The near-term outlook for Bitcoin appears to be that we’re probably heading up to make another ATH around $32,000 in 2019 before beginning another multi-year decline crypto-winter. This is not certain though and we could continue to decline into a 2020 bottom as low as $3000.

However, it does look like the strong dollar will take breather soon for both technical reasons and with the upcoming mid-term USA elections looking to be a defeat for Trump and thus justifiable investor fear about his impeachment, reversal of his tax, and other risks. So this weak dollar would be perhaps the window for Bitcoin to make another speculative run.

So it does look Bitcoin is going to get one more chance to run up to a new ATH before the global economic system turns very bad later in 2019 and into 2020 and the dollar will rise again during that severe phase.

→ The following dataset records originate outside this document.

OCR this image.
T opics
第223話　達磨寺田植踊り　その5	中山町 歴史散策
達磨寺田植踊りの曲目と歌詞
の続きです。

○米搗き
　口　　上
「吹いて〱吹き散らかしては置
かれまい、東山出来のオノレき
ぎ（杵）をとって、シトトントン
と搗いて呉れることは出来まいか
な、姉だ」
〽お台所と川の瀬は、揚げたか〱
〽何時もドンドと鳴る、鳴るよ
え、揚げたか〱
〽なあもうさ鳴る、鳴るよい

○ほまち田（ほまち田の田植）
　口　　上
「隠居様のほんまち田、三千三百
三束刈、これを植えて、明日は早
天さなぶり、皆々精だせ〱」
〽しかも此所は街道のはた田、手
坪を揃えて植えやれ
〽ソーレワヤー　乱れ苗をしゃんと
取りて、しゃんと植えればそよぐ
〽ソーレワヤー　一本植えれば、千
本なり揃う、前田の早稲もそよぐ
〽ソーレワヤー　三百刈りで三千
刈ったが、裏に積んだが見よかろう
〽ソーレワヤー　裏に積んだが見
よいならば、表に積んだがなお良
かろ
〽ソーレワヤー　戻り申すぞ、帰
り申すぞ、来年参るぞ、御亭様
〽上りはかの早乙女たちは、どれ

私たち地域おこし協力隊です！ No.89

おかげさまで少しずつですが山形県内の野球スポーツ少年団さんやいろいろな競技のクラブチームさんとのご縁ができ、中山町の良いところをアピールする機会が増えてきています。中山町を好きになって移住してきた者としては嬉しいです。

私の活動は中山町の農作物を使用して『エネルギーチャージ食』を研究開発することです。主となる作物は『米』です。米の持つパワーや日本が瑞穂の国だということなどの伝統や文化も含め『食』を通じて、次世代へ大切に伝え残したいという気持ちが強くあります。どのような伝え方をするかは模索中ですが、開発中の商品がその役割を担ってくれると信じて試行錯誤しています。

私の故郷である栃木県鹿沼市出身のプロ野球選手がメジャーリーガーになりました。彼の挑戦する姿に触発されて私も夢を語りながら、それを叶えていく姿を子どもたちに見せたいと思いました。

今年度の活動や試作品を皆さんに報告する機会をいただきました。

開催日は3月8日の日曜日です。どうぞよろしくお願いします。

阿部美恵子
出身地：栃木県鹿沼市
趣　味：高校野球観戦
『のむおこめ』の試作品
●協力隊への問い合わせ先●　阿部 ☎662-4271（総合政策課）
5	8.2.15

Bitcoin may bottom at roughly $8600 in 2021. Bitcoin probably won’t make new ATHs until after 2023. Our chart currently projects exceeding $500,000 by the end of the next decade.


EDIT: Armstrong continues to claim cryptocurrency will fail:

https://www.armstrongeconomics.com/markets-by-sector/precious-metals/gold/gold-bitcoin/

Wish someone ask him nicely at his conference why can't he entertain the idea that nations will be powerless to stop the phenomenon of countries actually breaking away and leveraging Bitcoin to outcompete other nations. Jurisdictional arbitrage is in Bitcoin's favor, not in the favor of nations who want to enslave their own citizens!

Bitcoin is integral to the entire phenomenon of separation movements that he predicted.

Bitcoin provides a unified leverage for people to overtake nations.

And Bitcoin is more competitive than those nations which restrict economics by trying to enslave with their control of their own currencies.

I think it is important for Armstrong to understand the entire political phenomenon underway is globalization. The people are throwing the nation states into the garbage can. People are sick and tired of nation states hindering them, e.g. necessities of visas for migration for example.

Yes, not just the death of socialism...

Agreed. The people will demand Bitcoin and thus some nations will see that as an opportunity to compete against nations which are obstinate. This is another reason the West will decline perhaps if they are obstinate and too much regulation.

For example, Africa!

Armstrong will continue to focus on nations having the power to tax and thus banning crypto. What he does not understand is that they only had that power when the people were trapped by agriculture. They could not move their land. But now people can move their livelihood as it is all on the computer.

Key point. Goes right back to theme of this blog of mine:

Bitcoin rises because land is becoming worthless

Smart, educated Africans don’t stay inside their own countries. They go any where in the world for their best opportunities. Ditto Filipinos. Ditto us. World is changing. Armstrong needs to open his eyes. The nation-states are competing for us, not the other way around!

And we see this fracturing of the nation states in the U.S.A. mid-term elections. As I predicted the Reps won Senate and the Dems won the House. The USA will move in gridlock and then fracture. The tax cuts will expire in 2025 because of either gridlock or the Dems will take back the Presidency but not the judiciary.

The USA is breaking apart. The liberals and conservatives are worlds apart. Our gridlock will open the door for Asia to outcompete us.